[07-XX]Lancer CYxA Ogólne - Rysa kluczem
pekaes - 02-05-2010, 15:54
Ja może mniej dramatycznie niż np. kolega Jaca71, ale dziś po naprawdę wnikliwym przeglądzie stwierdziłem kilka rys i odprysków.
Co prawda zauważyłem tylko dwa odpryski (na drzwiach i na progu), ale rys i rysek jest znacznie więcej. Najwięcej przy klamkach (zapewne od paznokci, albo biżuterii). Ale to są mikroryski. Na drzwiach zauwżyłem jednak ewidentne ślady po drzwiach innego kierowcy... No i teraz moje pytanie - jak najlepiej pokryć takie drobne ryski i zadrapania?
marmach - 02-05-2010, 21:14
Na drobne rysy dobre jest to:
http://www.autokosmetyki....eb4c31d09aa129b
Jeśli większe odpryski to albo zaprawka, albo dać sobie spokój. Zależy, czy podkład jest OK (żeby ruda nie właziła).
MM.
majcher - 02-05-2010, 21:40
I się stało!! Dziś zauważyłem że na drzwiach tylnych po stronie pasażera "pojawiła" się(niech temu kto to zrobił ręka uschnie) "ryska" tak na ok 18 cm!! No i teraz mam zagwozdkę co z tym dalej... Na 100% będę to robił z AC, bo przy okazji zrobię maske gdzie po 1 roku użytkowania i przejechaniu 17000 km pijawiło się mnogo odprysków. Dlatego mam pytanie: w przypadku likwidacji szkody z AC czy muszę zgłaszać (rysę) na policję? Pozdrawiam serdecznie
Luk - 02-05-2010, 23:11
majcher napisał/a: | w przypadku likwidacji szkody z AC czy muszę zgłaszać (rysę) na policję? |
Ja nie zgłaszałem, nie było problemów (Hestia)
majcher napisał/a: | przy okazji zrobię maske |
Nie wiem czy przejdzie, bo to inna szkoda (czy aby na pewno szkoda? Może zużycie?).
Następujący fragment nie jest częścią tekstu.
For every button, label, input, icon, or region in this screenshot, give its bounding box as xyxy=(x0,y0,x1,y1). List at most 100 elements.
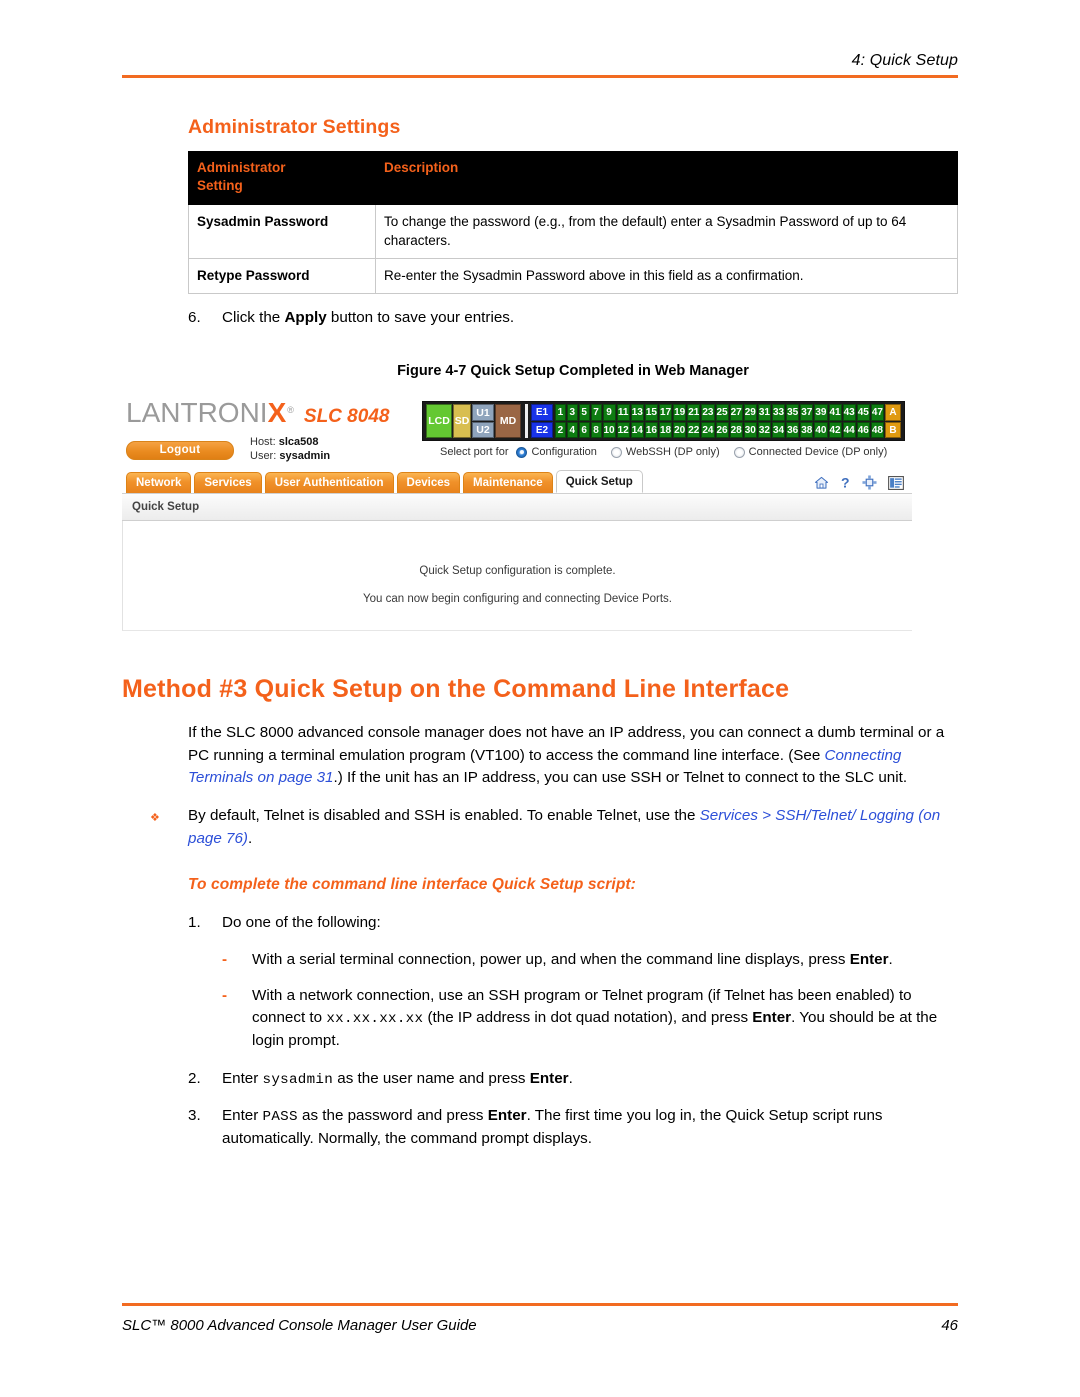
select-port-option-webssh[interactable]: WebSSH (DP only) xyxy=(610,446,720,458)
port-column[interactable]: 9 10 xyxy=(602,404,616,439)
device-port-9[interactable]: 9 xyxy=(602,404,616,421)
device-port-6[interactable]: 6 xyxy=(578,421,590,439)
port-column[interactable]: 37 38 xyxy=(800,404,814,439)
port-column[interactable]: 29 30 xyxy=(743,404,757,439)
port-column[interactable]: 56 xyxy=(578,404,590,439)
expand-icon[interactable] xyxy=(862,475,877,490)
device-port-25[interactable]: 25 xyxy=(715,404,729,421)
device-port-46[interactable]: 46 xyxy=(856,421,870,439)
device-port-15[interactable]: 15 xyxy=(644,404,658,421)
port-column[interactable]: 43 44 xyxy=(842,404,856,439)
device-port-7[interactable]: 7 xyxy=(590,404,602,421)
ethernet-indicators[interactable]: E1 E2 xyxy=(531,404,553,439)
port-column[interactable]: 12 xyxy=(555,404,566,439)
device-port-45[interactable]: 45 xyxy=(856,404,870,421)
device-port-3[interactable]: 3 xyxy=(566,404,578,421)
ethernet-e2[interactable]: E2 xyxy=(531,421,553,439)
device-port-2[interactable]: 2 xyxy=(555,421,566,439)
logout-button[interactable]: Logout xyxy=(126,440,234,460)
device-port-39[interactable]: 39 xyxy=(814,404,828,421)
device-port-5[interactable]: 5 xyxy=(578,404,590,421)
power-b-indicator[interactable]: B xyxy=(885,421,901,439)
device-port-21[interactable]: 21 xyxy=(687,404,701,421)
device-port-28[interactable]: 28 xyxy=(729,421,743,439)
sd-indicator[interactable]: SD xyxy=(453,404,471,439)
port-status-panel[interactable]: LCD SD U1 U2 MD E1 E2 1 2 3 4 5 6 7 8 9 10 11 12 13 1… xyxy=(422,401,905,442)
power-a-indicator[interactable]: A xyxy=(885,404,901,421)
device-port-48[interactable]: 48 xyxy=(870,421,884,439)
device-port-24[interactable]: 24 xyxy=(701,421,715,439)
device-port-19[interactable]: 19 xyxy=(673,404,687,421)
device-port-42[interactable]: 42 xyxy=(828,421,842,439)
home-icon[interactable] xyxy=(814,476,829,490)
device-port-17[interactable]: 17 xyxy=(659,404,673,421)
port-column[interactable]: 11 12 xyxy=(616,404,630,439)
device-port-11[interactable]: 11 xyxy=(616,404,630,421)
logs-icon[interactable] xyxy=(888,475,904,490)
device-port-23[interactable]: 23 xyxy=(701,404,715,421)
tab-user-authentication[interactable]: User Authentication xyxy=(264,472,394,494)
port-column[interactable]: 17 18 xyxy=(659,404,673,439)
port-column[interactable]: 33 34 xyxy=(772,404,786,439)
port-column[interactable]: 31 32 xyxy=(757,404,771,439)
help-icon[interactable]: ? xyxy=(840,475,851,490)
radio-connected-device-icon[interactable] xyxy=(733,446,745,458)
port-column[interactable]: 25 26 xyxy=(715,404,729,439)
usb-indicators[interactable]: U1 U2 xyxy=(472,404,494,439)
device-port-38[interactable]: 38 xyxy=(800,421,814,439)
device-port-18[interactable]: 18 xyxy=(659,421,673,439)
port-column[interactable]: 45 46 xyxy=(856,404,870,439)
device-port-47[interactable]: 47 xyxy=(870,404,884,421)
port-column[interactable]: 19 20 xyxy=(673,404,687,439)
port-column[interactable]: 41 42 xyxy=(828,404,842,439)
port-column[interactable]: 47 48 xyxy=(870,404,884,439)
modem-indicator[interactable]: MD xyxy=(495,404,521,439)
port-column[interactable]: 35 36 xyxy=(786,404,800,439)
radio-webssh-icon[interactable] xyxy=(610,446,622,458)
device-port-27[interactable]: 27 xyxy=(729,404,743,421)
tab-quick-setup[interactable]: Quick Setup xyxy=(555,470,643,494)
port-column[interactable]: 78 xyxy=(590,404,602,439)
device-port-35[interactable]: 35 xyxy=(786,404,800,421)
device-port-8[interactable]: 8 xyxy=(590,421,602,439)
device-port-31[interactable]: 31 xyxy=(757,404,771,421)
port-column[interactable]: 23 24 xyxy=(701,404,715,439)
device-port-12[interactable]: 12 xyxy=(616,421,630,439)
select-port-option-configuration[interactable]: Configuration xyxy=(516,446,597,458)
device-port-34[interactable]: 34 xyxy=(772,421,786,439)
port-column[interactable]: 15 16 xyxy=(644,404,658,439)
device-port-10[interactable]: 10 xyxy=(602,421,616,439)
device-port-26[interactable]: 26 xyxy=(715,421,729,439)
device-port-33[interactable]: 33 xyxy=(772,404,786,421)
device-port-22[interactable]: 22 xyxy=(687,421,701,439)
device-port-37[interactable]: 37 xyxy=(800,404,814,421)
lcd-indicator[interactable]: LCD xyxy=(426,404,452,439)
device-port-13[interactable]: 13 xyxy=(630,404,644,421)
device-port-43[interactable]: 43 xyxy=(842,404,856,421)
device-port-44[interactable]: 44 xyxy=(842,421,856,439)
tab-maintenance[interactable]: Maintenance xyxy=(463,472,553,494)
device-port-41[interactable]: 41 xyxy=(828,404,842,421)
device-port-20[interactable]: 20 xyxy=(673,421,687,439)
usb-u1-indicator[interactable]: U1 xyxy=(472,404,494,421)
port-column[interactable]: 13 14 xyxy=(630,404,644,439)
tab-services[interactable]: Services xyxy=(194,472,262,494)
device-port-29[interactable]: 29 xyxy=(743,404,757,421)
tab-devices[interactable]: Devices xyxy=(396,472,461,494)
power-supply-indicators[interactable]: A B xyxy=(885,404,901,439)
device-port-1[interactable]: 1 xyxy=(555,404,566,421)
ethernet-e1[interactable]: E1 xyxy=(531,404,553,421)
port-column[interactable]: 21 22 xyxy=(687,404,701,439)
select-port-option-connected-device[interactable]: Connected Device (DP only) xyxy=(733,446,887,458)
port-column[interactable]: 39 40 xyxy=(814,404,828,439)
device-port-32[interactable]: 32 xyxy=(757,421,771,439)
device-port-14[interactable]: 14 xyxy=(630,421,644,439)
tab-network[interactable]: Network xyxy=(126,472,192,494)
radio-configuration-icon[interactable] xyxy=(516,446,528,458)
device-port-16[interactable]: 16 xyxy=(644,421,658,439)
device-port-grid[interactable]: 1 2 3 4 5 6 7 8 9 10 11 12 13 14 15 16 17 18 19 20 21 22 23 24 2… xyxy=(555,404,885,439)
usb-u2-indicator[interactable]: U2 xyxy=(472,421,494,439)
port-column[interactable]: 27 28 xyxy=(729,404,743,439)
device-port-30[interactable]: 30 xyxy=(743,421,757,439)
device-port-4[interactable]: 4 xyxy=(566,421,578,439)
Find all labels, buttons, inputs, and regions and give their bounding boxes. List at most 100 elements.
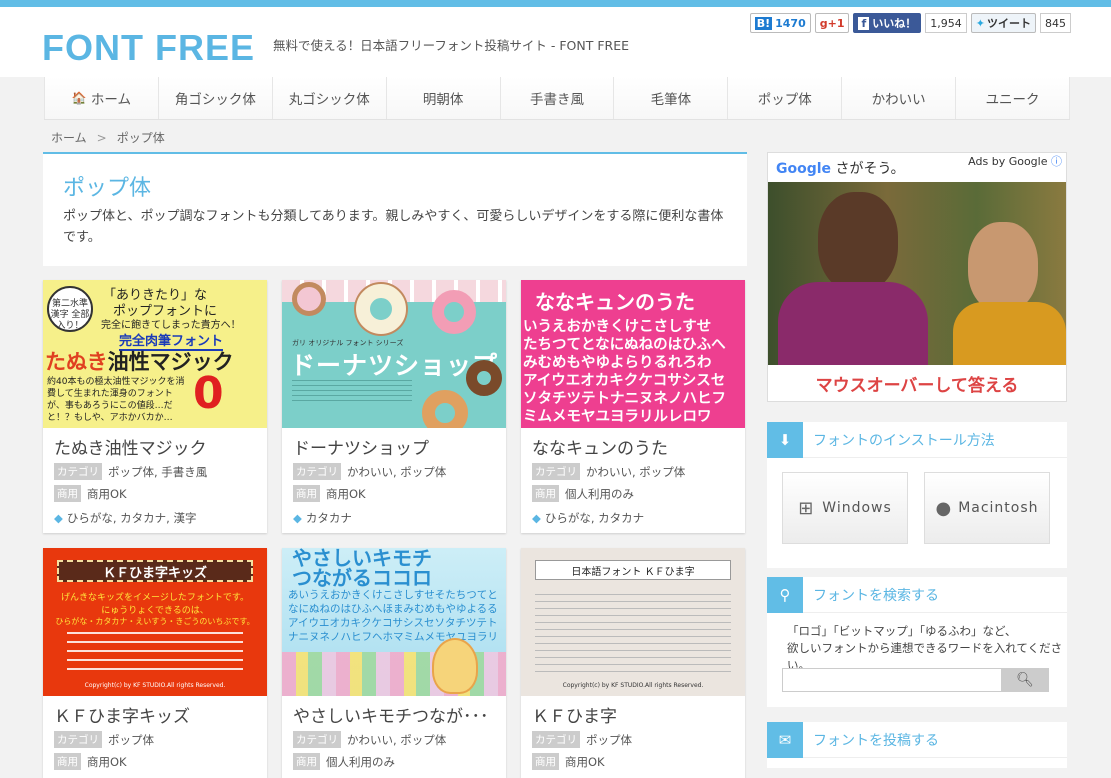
license-tag: 商用 <box>54 753 81 770</box>
nav-item-pop[interactable]: ポップ体 <box>727 77 842 119</box>
thumb-text: にゅうりょくできるのは、 <box>101 606 209 616</box>
keywords-text[interactable]: ひらがな, カタカナ <box>545 511 644 525</box>
font-card[interactable]: 日本語フォント ＫＦひま字 Copyright(c) by KF STUDIO.… <box>521 548 745 778</box>
license-tag: 商用 <box>293 753 320 770</box>
category-description: ポップ体と、ポップ調なフォントも分類してあります。親しみやすく、可愛らしいデザイ… <box>63 209 724 245</box>
thumb-text: ミムメモヤユヨラリルレロワ <box>523 409 712 425</box>
widget-title: ⬇ フォントのインストール方法 <box>767 421 1067 458</box>
search-desc-line: 「ロゴ」「ビットマップ」「ゆるふわ」など、 <box>787 624 1017 638</box>
nav-item-home[interactable]: 🏠 ホーム <box>44 77 158 119</box>
ads-by-google[interactable]: Ads by Google ⓘ <box>968 153 1062 169</box>
thumb-sample: いうえおかきくけこさしすせ たちつてとなにぬねのはひふへ みむめもやゆよらりるれ… <box>523 318 726 426</box>
font-card[interactable]: ななキュンのうた いうえおかきくけこさしすせ たちつてとなにぬねのはひふへ みむ… <box>521 280 745 533</box>
person-jacket <box>953 302 1066 365</box>
font-category[interactable]: かわいい, ポップ体 <box>347 464 446 480</box>
thumb-fine-print: 約40本もの極太油性マジックを消費して生まれた渾身のフォントが、事もあろうにこの… <box>47 377 185 423</box>
ad-cta[interactable]: マウスオーバーして答える <box>768 365 1066 401</box>
font-card[interactable]: 第二水準漢字 全部入り！ 「ありきたり」な ポップフォントに 完全に飽きてしまっ… <box>43 280 267 533</box>
nav-item-brush[interactable]: 毛筆体 <box>613 77 728 119</box>
person-face <box>968 222 1038 312</box>
site-logo[interactable]: FONT FREE <box>42 27 255 69</box>
font-license-row: 商用 個人利用のみ <box>293 753 506 770</box>
font-card[interactable]: ガリ オリジナル フォント シリーズ ドーナツショップ ドーナツショップ カテゴ… <box>282 280 506 533</box>
thumb-text: Copyright(c) by KF STUDIO.All rights Res… <box>84 682 226 689</box>
tweet-button[interactable]: ✦ ツイート <box>970 13 1036 33</box>
font-thumbnail[interactable]: やさしいキモチ つながるココロ あいうえおかきくけこさしすせそたちつてと なにぬ… <box>282 548 506 696</box>
font-category[interactable]: ポップ体 <box>108 732 154 748</box>
breadcrumb: ホーム > ポップ体 <box>51 129 165 146</box>
font-thumbnail[interactable]: 第二水準漢字 全部入り！ 「ありきたり」な ポップフォントに 完全に飽きてしまっ… <box>43 280 267 428</box>
page-title: ポップ体 <box>63 176 152 201</box>
font-card[interactable]: やさしいキモチ つながるココロ あいうえおかきくけこさしすせそたちつてと なにぬ… <box>282 548 506 778</box>
font-title[interactable]: ななキュンのうた <box>532 434 745 458</box>
magnifier-icon: 🔍︎ <box>1016 672 1034 688</box>
ad-search-text: さがそう。 <box>835 161 905 177</box>
post-title: フォントを投稿する <box>813 732 939 749</box>
font-card[interactable]: ＫＦひま字キッズ げんきなキッズをイメージしたフォントです。 にゅうりょくできる… <box>43 548 267 778</box>
nav-item-kaku-gothic[interactable]: 角ゴシック体 <box>157 77 272 119</box>
macintosh-button[interactable]: ● Macintosh <box>924 472 1050 544</box>
font-license-row: 商用 商用OK <box>532 753 745 770</box>
breadcrumb-home[interactable]: ホーム <box>51 131 87 145</box>
nav-item-mincho[interactable]: 明朝体 <box>385 77 500 119</box>
thumb-text: 完全に飽きてしまった貴方へ！ <box>101 320 241 331</box>
facebook-like-label: いいね！ <box>872 17 917 30</box>
font-license: 個人利用のみ <box>565 486 634 501</box>
site-header: FONT FREE 無料で使える！日本語フリーフォント投稿サイト - FONT … <box>0 7 1111 77</box>
search-input[interactable] <box>782 668 1002 692</box>
google-ad[interactable]: Google さがそう。 Ads by Google ⓘ マウスオーバーして答え… <box>767 152 1067 402</box>
windows-button[interactable]: ⊞ Windows <box>782 472 908 544</box>
google-search-ad-label: Google さがそう。 <box>776 158 905 178</box>
thumb-text: あいうえおかきくけこさしすせそたちつてと <box>288 589 498 601</box>
donut-icon <box>356 284 406 334</box>
install-title: フォントのインストール方法 <box>813 432 995 449</box>
keywords-text[interactable]: ひらがな, カタカナ, 漢字 <box>67 511 197 525</box>
search-widget: ⚲ フォントを検索する 「ロゴ」「ビットマップ」「ゆるふわ」など、 欲しいフォント… <box>767 576 1067 707</box>
font-title[interactable]: たぬき油性マジック <box>54 434 267 458</box>
install-widget: ⬇ フォントのインストール方法 ⊞ Windows ● Macintosh <box>767 421 1067 568</box>
windows-icon: ⊞ <box>798 497 815 519</box>
font-thumbnail[interactable]: 日本語フォント ＫＦひま字 Copyright(c) by KF STUDIO.… <box>521 548 745 696</box>
font-category[interactable]: ポップ体, 手書き風 <box>108 464 207 480</box>
font-title[interactable]: ドーナツショップ <box>293 434 506 458</box>
font-license: 商用OK <box>87 486 127 501</box>
category-tag: カテゴリ <box>532 731 580 748</box>
nav-item-maru-gothic[interactable]: 丸ゴシック体 <box>271 77 386 119</box>
nav-item-unique[interactable]: ユニーク <box>955 77 1071 119</box>
facebook-icon: f <box>858 16 870 30</box>
search-submit-button[interactable]: 🔍︎ <box>1001 668 1049 692</box>
tweet-label: ツイート <box>987 17 1031 30</box>
tweet-count: 845 <box>1040 13 1071 33</box>
font-thumbnail[interactable]: ガリ オリジナル フォント シリーズ ドーナツショップ <box>282 280 506 428</box>
google-plus-button[interactable]: g+1 <box>814 13 850 33</box>
facebook-like-button[interactable]: f いいね！ <box>853 13 922 33</box>
font-thumbnail[interactable]: ＫＦひま字キッズ げんきなキッズをイメージしたフォントです。 にゅうりょくできる… <box>43 548 267 696</box>
info-icon: ⓘ <box>1051 155 1062 168</box>
font-category-row: カテゴリ かわいい, ポップ体 <box>293 731 506 748</box>
hatena-icon: B! <box>754 16 773 30</box>
font-thumbnail[interactable]: ななキュンのうた いうえおかきくけこさしすせ たちつてとなにぬねのはひふへ みむ… <box>521 280 745 428</box>
thumb-text: なにぬねのはひふへほまみむめもやゆよるる <box>288 603 498 615</box>
nav-item-kawaii[interactable]: かわいい <box>841 77 956 119</box>
font-keywords: ◆ ひらがな, カタカナ <box>532 510 745 526</box>
nav-item-handwriting[interactable]: 手書き風 <box>499 77 614 119</box>
donut-icon <box>292 282 326 316</box>
font-title[interactable]: ＫＦひま字キッズ <box>54 702 267 726</box>
donut-icon <box>422 390 468 428</box>
ad-photo[interactable] <box>768 182 1066 365</box>
tag-icon: ◆ <box>54 511 63 525</box>
keywords-text[interactable]: カタカナ <box>306 511 352 525</box>
font-title[interactable]: ＫＦひま字 <box>532 702 745 726</box>
font-category-row: カテゴリ かわいい, ポップ体 <box>293 463 506 480</box>
font-category[interactable]: ポップ体 <box>586 732 632 748</box>
social-buttons: B! 1470 g+1 f いいね！ 1,954 ✦ ツイート 845 <box>749 13 1071 33</box>
thumb-text-accent: たぬき <box>45 350 108 374</box>
font-title[interactable]: やさしいキモチつなが･･･ <box>293 702 506 726</box>
font-category[interactable]: かわいい, ポップ体 <box>347 732 446 748</box>
mail-icon: ✉ <box>767 721 803 758</box>
hatena-bookmark-button[interactable]: B! 1470 <box>749 13 811 33</box>
thumb-sample-lines <box>535 588 731 678</box>
widget-title[interactable]: ✉ フォントを投稿する <box>767 721 1067 758</box>
font-category-row: カテゴリ かわいい, ポップ体 <box>532 463 745 480</box>
font-category[interactable]: かわいい, ポップ体 <box>586 464 685 480</box>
Chyba, że się dogadasz z warsztatem, że zrobią maskę i drzwi, a fakturę wystawią tylko za drzwi. Dla ubezpieczyciela kwota jest zawsze wyższa, niż "prywatnie"
Ajk - 09-09-2010, 14:14
dotarłem do tego tematu szukając info odnośnie obtarć/rys. Mianowicie dzisiaj ktoś, chyba skęcając za mną, obtarł mi prawy tylni bok. Zostało kilka śladów obtarcia gdzieś 2x3 cm, w tym jedno z nich dość głębokie, bo pokazał się czarny kolor (podkład z tego co czytałem jest biały, więc co to może być?). Kolor auta to srebrny metalik.
Nie myślałem w sumie w ogóle żeby korzystać z AC do tego, ale poczytawszy tutaj zaczynam o tym myśleć - czy to ma sens? jak sądzicie?
Drugie pytanie - niezależnie od AC, warto z tym iść do lakiernika, czy próbować sił z zaprawkami itp?
Dzięki z góry za wszelkie uwagi.
gzesiolek - 09-09-2010, 14:18
Ajk, zrob zdjecie to sie wypowiemy... kwestia ile bedziesz placil skladke AC i o ile Ci wzrosnie... w wielu przypadkach taniej wychodzi robic poza...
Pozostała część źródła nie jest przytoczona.